Rudolf pun tersenyum, dan berpamitan kepada Kirana.

"Kalau begitu, paman pamit pulang, Kirana … sebelumnya paman ucapkan banyak terima kasih," ucap Rudolf.

"Iya paman, sama-sama," jawab Kirana.

Setelah itu, Rudolf meninggalkan rumah Kirana.

Sesampainya di rumah, Rudolf menemui Vero yang sedang bersantai di kamarnya.

"Paman…." ucap Vero yang melihat pamannya membuka pintu kamarnya.

Rudolf langsung mendekat pada Vero yang masih bermain video game di meja belajarnya.

"Sedang apa, Vero?" tanya Rudolf, sambil mengusap bahu Vero.

"Aku sedang bermain game, paman … ada apa paman?" tanya Vero.

"Bisa tinggalkan sebentar gamemu, paman ingin berbicara sebentar denganmu," ucap Rudolf.

Vero kemudian meletakkan ponselnya di meja belajar. dan berusaha untuk fokus mendengarkan pamannya.

"Ingin bicarakan apa, paman?" tanya Vero dengan wajah penasaran.

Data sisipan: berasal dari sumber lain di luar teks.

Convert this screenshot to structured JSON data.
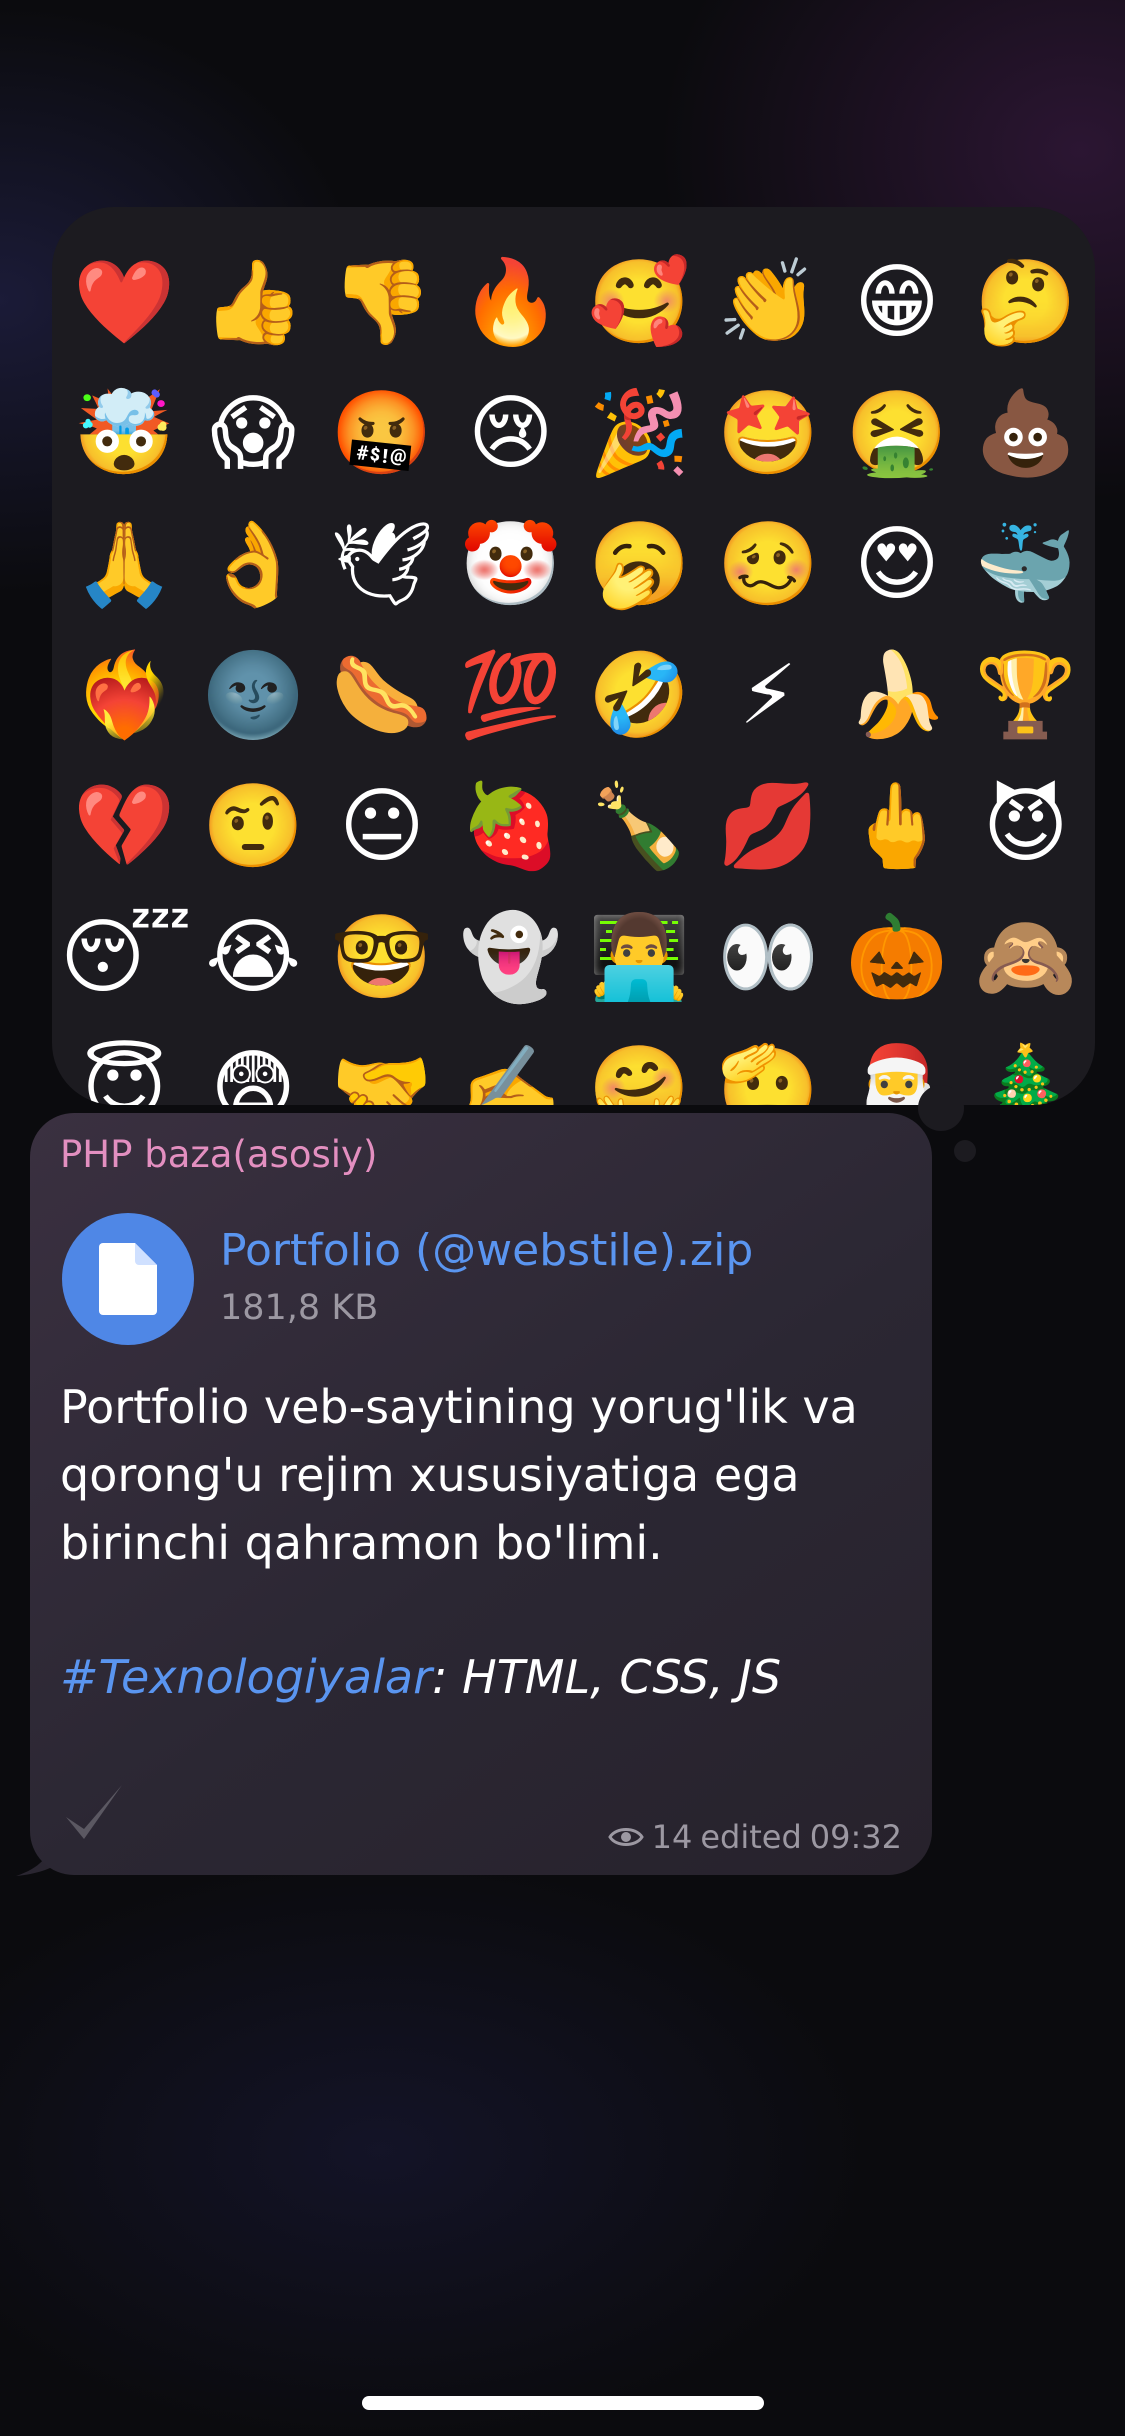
{
  "reactions": [
    "❤️",
    "👍",
    "👎",
    "🔥",
    "🥰",
    "👏",
    "😁",
    "🤔",
    "🤯",
    "😱",
    "🤬",
    "😢",
    "🎉",
    "🤩",
    "🤮",
    "💩",
    "🙏",
    "👌",
    "🕊",
    "🤡",
    "🥱",
    "🥴",
    "😍",
    "🐳",
    "❤️‍🔥",
    "🌚",
    "🌭",
    "💯",
    "🤣",
    "⚡",
    "🍌",
    "🏆",
    "💔",
    "🤨",
    "😐",
    "🍓",
    "🍾",
    "💋",
    "🖕",
    "😈",
    "😴",
    "😭",
    "🤓",
    "👻",
    "👨‍💻",
    "👀",
    "🎃",
    "🙈",
    "😇",
    "😨",
    "🤝",
    "✍️",
    "🤗",
    "🫡",
    "🎅",
    "🎄"
  ],
  "message": {
    "sender": "PHP baza(asosiy)",
    "file": {
      "name": "Portfolio (@webstile).zip",
      "size": "181,8 KB",
      "icon": "file-icon"
    },
    "text_lines": [
      "Portfolio veb-saytining yorug'lik va",
      "qorong'u rejim xususiyatiga ega",
      "birinchi qahramon bo'limi."
    ],
    "hashtag": "#Texnologiyalar",
    "technologies": ": HTML, CSS, JS",
    "views": "14",
    "edited_label": "edited",
    "time": "09:32",
    "colors": {
      "sender": "#e38fc0",
      "link": "#5a95f0",
      "file_icon_bg": "#4f87e6",
      "meta": "#9c98a2"
    }
  }
}
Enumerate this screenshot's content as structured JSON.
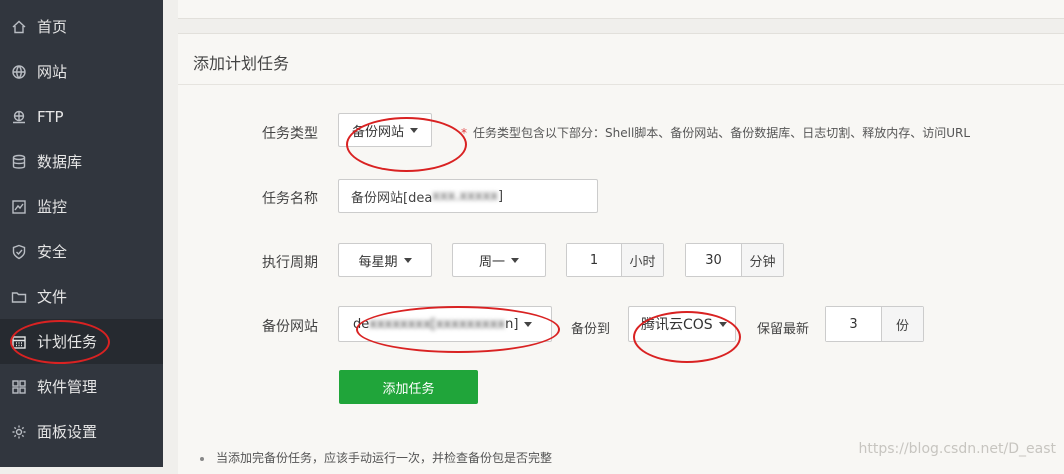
{
  "sidebar": {
    "items": [
      {
        "label": "首页",
        "icon": "home-icon"
      },
      {
        "label": "网站",
        "icon": "globe-icon"
      },
      {
        "label": "FTP",
        "icon": "ftp-icon"
      },
      {
        "label": "数据库",
        "icon": "database-icon"
      },
      {
        "label": "监控",
        "icon": "monitor-icon"
      },
      {
        "label": "安全",
        "icon": "shield-icon"
      },
      {
        "label": "文件",
        "icon": "folder-icon"
      },
      {
        "label": "计划任务",
        "icon": "calendar-icon",
        "active": true
      },
      {
        "label": "软件管理",
        "icon": "grid-icon"
      },
      {
        "label": "面板设置",
        "icon": "gear-icon"
      }
    ]
  },
  "panel": {
    "title": "添加计划任务",
    "task_type": {
      "label": "任务类型",
      "value": "备份网站",
      "hint_star": "*",
      "hint": "任务类型包含以下部分：Shell脚本、备份网站、备份数据库、日志切割、释放内存、访问URL"
    },
    "task_name": {
      "label": "任务名称",
      "value_prefix": "备份网站[dea",
      "value_blurred": "xxx.xxxxx",
      "value_suffix": "]"
    },
    "period": {
      "label": "执行周期",
      "frequency": "每星期",
      "weekday": "周一",
      "hour_value": "1",
      "hour_unit": "小时",
      "minute_value": "30",
      "minute_unit": "分钟"
    },
    "backup": {
      "label": "备份网站",
      "site_prefix": "de",
      "site_blurred": "xxxxxxxx[xxxxxxxxx",
      "site_suffix": "n]",
      "to_label": "备份到",
      "destination": "腾讯云COS",
      "keep_label": "保留最新",
      "keep_value": "3",
      "keep_unit": "份"
    },
    "submit_label": "添加任务",
    "note": "当添加完备份任务，应该手动运行一次，并检查备份包是否完整"
  },
  "watermark": "https://blog.csdn.net/D_east",
  "colors": {
    "sidebar_bg": "#31363e",
    "primary_button": "#20a53a",
    "annotation_red": "#d92222"
  }
}
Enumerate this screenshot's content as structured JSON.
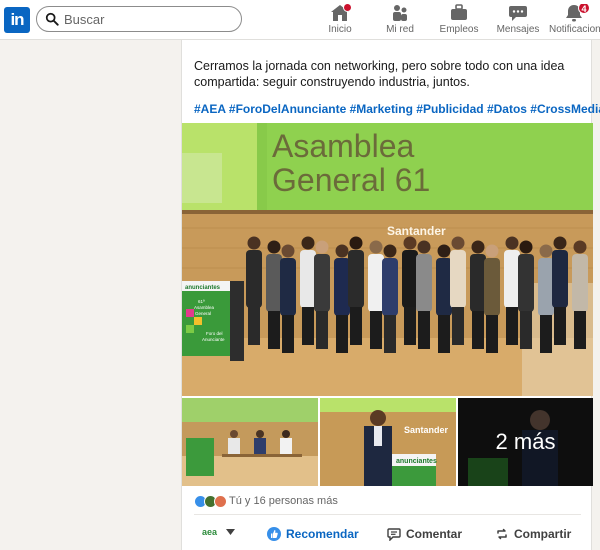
{
  "nav": {
    "logo": "in",
    "search_placeholder": "Buscar",
    "items": [
      {
        "label": "Inicio",
        "icon": "home-icon",
        "badge": ""
      },
      {
        "label": "Mi red",
        "icon": "network-icon",
        "badge": ""
      },
      {
        "label": "Empleos",
        "icon": "briefcase-icon",
        "badge": ""
      },
      {
        "label": "Mensajes",
        "icon": "messaging-icon",
        "badge": ""
      },
      {
        "label": "Notificaciones",
        "icon": "bell-icon",
        "badge": "4"
      }
    ]
  },
  "post": {
    "text": "Cerramos la jornada con networking, pero sobre todo con una idea compartida: seguir construyendo industria, juntos.",
    "hashtags": "#AEA #ForoDelAnunciante #Marketing #Publicidad #Datos #CrossMedia",
    "photo": {
      "banner_title_line1": "Asamblea",
      "banner_title_line2": "General 61",
      "wall_brand": "Santander",
      "sign_brand": "anunciantes",
      "sign_line1": "61ª",
      "sign_line2": "Asamblea",
      "sign_line3": "General",
      "sign_line4": "Foro del",
      "sign_line5": "Anunciante"
    },
    "thumb3_brand": "Santander",
    "thumb3_sign": "anunciantes",
    "more_label": "2 más",
    "reactions_text": "Tú y 16 personas más",
    "actions": {
      "brand": "aea",
      "like": "Recomendar",
      "comment": "Comentar",
      "share": "Compartir"
    }
  },
  "colors": {
    "accent": "#0a66c2",
    "banner_green": "#8fd14f",
    "badge_red": "#cb112d"
  }
}
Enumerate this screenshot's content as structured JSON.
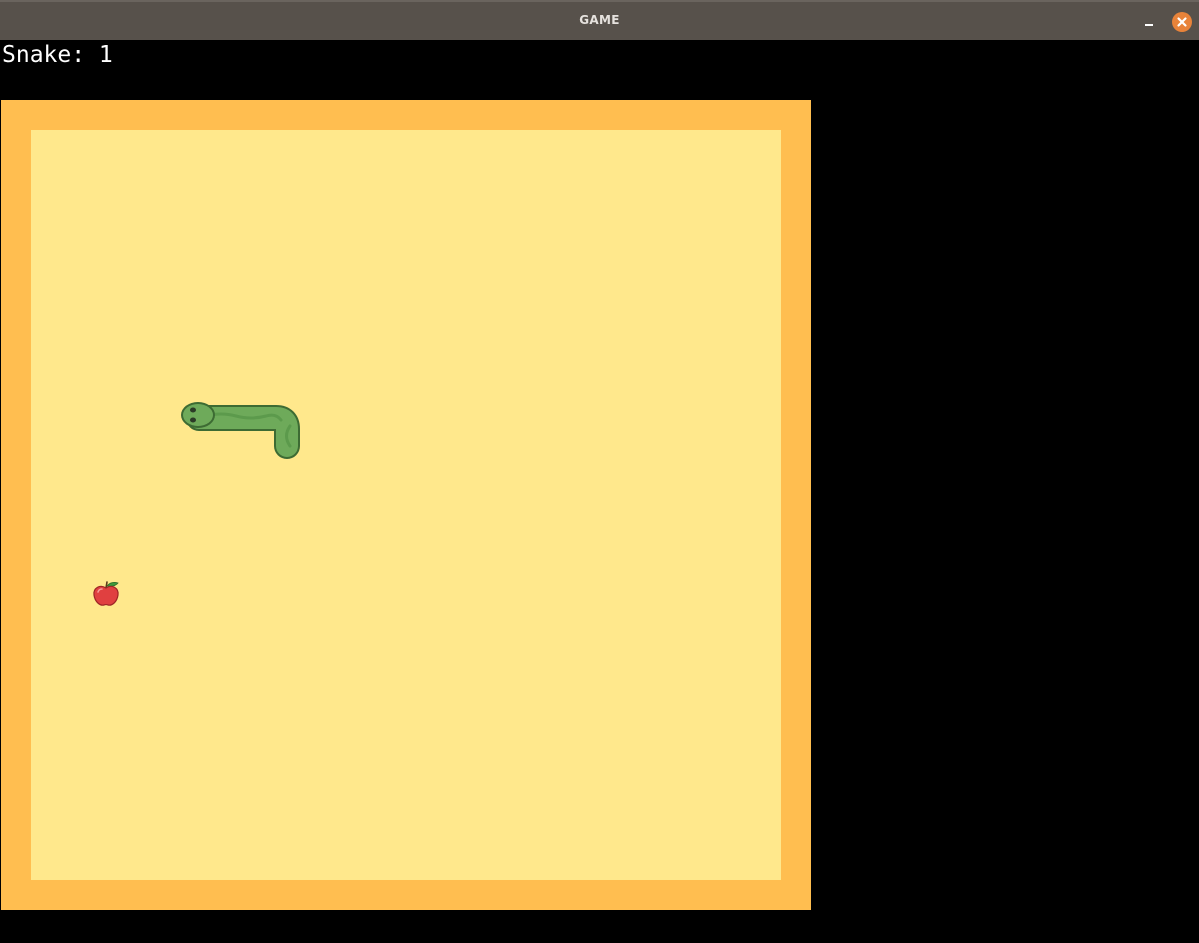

Rudolf menarik napasnya, kemudian mencoba tersenyum pada keponakan tersayangnya itu.

"Jadi, Vero … paman mau mengatakan, jika besok paman akan berangkat ke luar negeri, karena ada pekerjaan yang tidak bisa diwakilkan," ucap Rudolf dengan penuh hati-hati.

Vero membelalakkan matanya lebar-lebar, ketika menengar apa yang dikatakan oleh pamannya itu.

"Maaf, Vero … paman harus meninggalkanmu sementara waktu," ucap Rudolf sambil menatap manik mata Vero lekat-lekat.

"Berapa lama paman akan pergi?" tanya Vero dengan suara sengau.

Vero nampak sekali menampilkan wajah sedihnya, ia tidak mau ditinggalkan pamannya yang selama ini sudah merawatnya sejak kecil. Meskipun sebentar, bagi Vero itu akan sangat lama, dan meskipun Vero jarang berbincang dengan pamannya itu saat di rumah, namun kehadiran pamannya cukup membuat Vero tidak merasa sendiri.

"Paman akan di sana, selama satu bulan," jawab Rudolf, sambil menundukkan kepalanya.

Vero yang mendengar jawaban pamannya pun, langsung kembali membelalakkan matanya.

"Mengapa lama sekali?" tanya Vero dengan suara lirih.

"Iya, Vero … maafkan paman, jika harus meninggalkanmu beberapa waktu, tapi paman sudah menyiapkan supir pribadi dan pengurus rumah tangga yang akan mengantar kamu ke sekolah dan menyiapkan segala kebutuhanmu nantinya selama paman tidak ada di rumah," ucap Rudolf.

"Apakah paman akan pulang lagi?" tanya Vero, tanpa menghiraukan ucapan pamannya.

"Tentu saja, Vero … paman akan kembali, dan bersamamu lagi," jawab Rudolf sambil memegangi kedua bahu Vero, dan tersenyum pada Vero.

"Aku takut--" ucap Vero, namun sengaja ia jeda.

Rudolf paham, jika Vero masih mengalami trauma kehilangan orang yang ia cintai. Namun ia tidak mengatakan kepada Rudolf saja.

"Tenang, Vero … paman akan tetap akan menghubungi setiap hari," ucap Rudolf berusaha menenangkan Vero yang menunjukkan wajah cemasnya.

"Tapi, aku takut, paman…." ucap Vero dengan suara lirih.

Rudolf benar-benar merasa tidak sanggup menatap wajah keponakannya itu, namun ia tetap harus pergi untuk urusan bisnisnya, dan juga untuk masa depan Vero nantinya.

"Besok kamu tidak perlu sekolah, Vero … besok paman akan mengizinkanmu kepada wali kelasmu, agar kamu bisa mengantar paman ke bandara," ucap Rudolf.

Vero hanya menundukkan kepalanya, ia merasa seperti akan kehilangan orang yang ia cintai lagi, namun kata-kata yang disampaikan oleh pamannya, membuat dirinya sedikit menghilangkan rasa cemasnya.